Road safety campaigners have taken aim at multi-tasking women who apply make-up behind the wheel - and a Herald on Sunday survey proves how many ways Kiwi drivers can be distracted.

Women applying make-up have been identified as one of four killer distractions on Kiwi roads by the Road Safety Trust. It comes in the wake of a British study that revealed one in five women had applied mascara on the move and three per cent had caused a collision while powdering their nose.

Ministry of Transport figures show cellphones, iPods and food also rate highly as distractions that cause crashes, following behind regular problem areas such as speed, alcohol, recklessness and fatigue.

To test the statistics, the Herald on Sunday this week stationed two photographers on busy intersections in the central city and on the North Shore.

They caught drivers - admittedly while stationary at the lights - eating pies, talking on cellphones, lighting up, drinking from cups and even reading a newspaper.

Road Safety Trust chief executive Alan Tollemache said too many drivers ignored basic common sense.

"One slight distraction when you travelling at speed and you're in trouble. Nothing's that urgent."

The trust commissioned a TV advertisement that depicts a giant make-up compact hurtling into the back of a car before shattering into shards of glass and clouds of powder.

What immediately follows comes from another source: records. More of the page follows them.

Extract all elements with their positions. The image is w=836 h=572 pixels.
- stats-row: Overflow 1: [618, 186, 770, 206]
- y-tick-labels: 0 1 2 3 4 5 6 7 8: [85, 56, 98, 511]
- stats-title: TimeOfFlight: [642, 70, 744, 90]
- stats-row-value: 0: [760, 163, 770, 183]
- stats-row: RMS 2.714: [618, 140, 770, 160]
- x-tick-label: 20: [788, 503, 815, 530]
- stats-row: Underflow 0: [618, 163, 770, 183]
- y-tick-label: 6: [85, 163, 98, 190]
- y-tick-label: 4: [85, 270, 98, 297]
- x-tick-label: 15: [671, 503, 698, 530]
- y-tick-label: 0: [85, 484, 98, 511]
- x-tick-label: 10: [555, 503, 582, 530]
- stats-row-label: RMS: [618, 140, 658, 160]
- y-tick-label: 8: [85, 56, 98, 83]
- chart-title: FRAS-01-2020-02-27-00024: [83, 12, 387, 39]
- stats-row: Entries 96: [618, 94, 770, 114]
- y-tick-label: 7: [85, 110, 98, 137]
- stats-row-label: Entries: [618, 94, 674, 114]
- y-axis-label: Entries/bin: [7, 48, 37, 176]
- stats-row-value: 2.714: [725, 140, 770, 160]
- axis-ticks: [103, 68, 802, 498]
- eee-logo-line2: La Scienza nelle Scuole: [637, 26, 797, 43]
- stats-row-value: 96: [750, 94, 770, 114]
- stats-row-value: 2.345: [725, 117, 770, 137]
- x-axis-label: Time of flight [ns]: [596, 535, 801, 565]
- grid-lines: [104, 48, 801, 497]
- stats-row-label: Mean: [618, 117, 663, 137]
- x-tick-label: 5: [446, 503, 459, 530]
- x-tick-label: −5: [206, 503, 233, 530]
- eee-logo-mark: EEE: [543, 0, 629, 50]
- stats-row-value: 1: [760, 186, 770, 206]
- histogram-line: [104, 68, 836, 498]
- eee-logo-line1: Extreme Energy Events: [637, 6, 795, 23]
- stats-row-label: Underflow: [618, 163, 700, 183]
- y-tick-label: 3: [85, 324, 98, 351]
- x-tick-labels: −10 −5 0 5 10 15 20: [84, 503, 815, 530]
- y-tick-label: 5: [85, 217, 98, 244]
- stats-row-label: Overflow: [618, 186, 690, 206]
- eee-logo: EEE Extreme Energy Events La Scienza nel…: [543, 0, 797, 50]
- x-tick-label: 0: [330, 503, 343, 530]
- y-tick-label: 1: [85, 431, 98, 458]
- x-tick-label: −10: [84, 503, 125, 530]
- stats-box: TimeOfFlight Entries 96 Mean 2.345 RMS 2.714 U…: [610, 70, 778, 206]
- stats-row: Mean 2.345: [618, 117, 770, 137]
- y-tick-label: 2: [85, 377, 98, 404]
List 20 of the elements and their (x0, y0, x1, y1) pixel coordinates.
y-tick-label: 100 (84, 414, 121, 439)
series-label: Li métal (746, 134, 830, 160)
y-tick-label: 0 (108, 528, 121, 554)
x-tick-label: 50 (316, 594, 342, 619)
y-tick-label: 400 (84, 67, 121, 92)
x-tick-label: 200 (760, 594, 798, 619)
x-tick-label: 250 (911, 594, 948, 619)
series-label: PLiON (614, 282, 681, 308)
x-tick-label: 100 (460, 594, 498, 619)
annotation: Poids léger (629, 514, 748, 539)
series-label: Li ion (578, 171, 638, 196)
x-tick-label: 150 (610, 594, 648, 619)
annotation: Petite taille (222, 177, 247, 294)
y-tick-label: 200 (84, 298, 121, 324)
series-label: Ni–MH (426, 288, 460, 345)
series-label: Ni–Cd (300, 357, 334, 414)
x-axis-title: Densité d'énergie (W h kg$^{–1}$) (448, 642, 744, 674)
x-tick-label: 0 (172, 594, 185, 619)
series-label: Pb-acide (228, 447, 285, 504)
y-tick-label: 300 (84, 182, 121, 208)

Last year in the United States, Lora Hunt was charged with reckless homicide and handed an 18-month prison term after killing a motorcyclist as she painted her nails behind the wheel.

And in England applying make-up and eating while driving are careless driving offences whether or not an accident is caused.

Ministry of Transport spokesman John Summers said in New Zealand one in 10 fatal crashes and one in five injury crashes were caused by momentary distraction.

"It's likely to contribute to more road deaths and injuries than official statistics show. International research suggests distraction could be a factor in up to 20 per cent of fatal crashes," Summers said.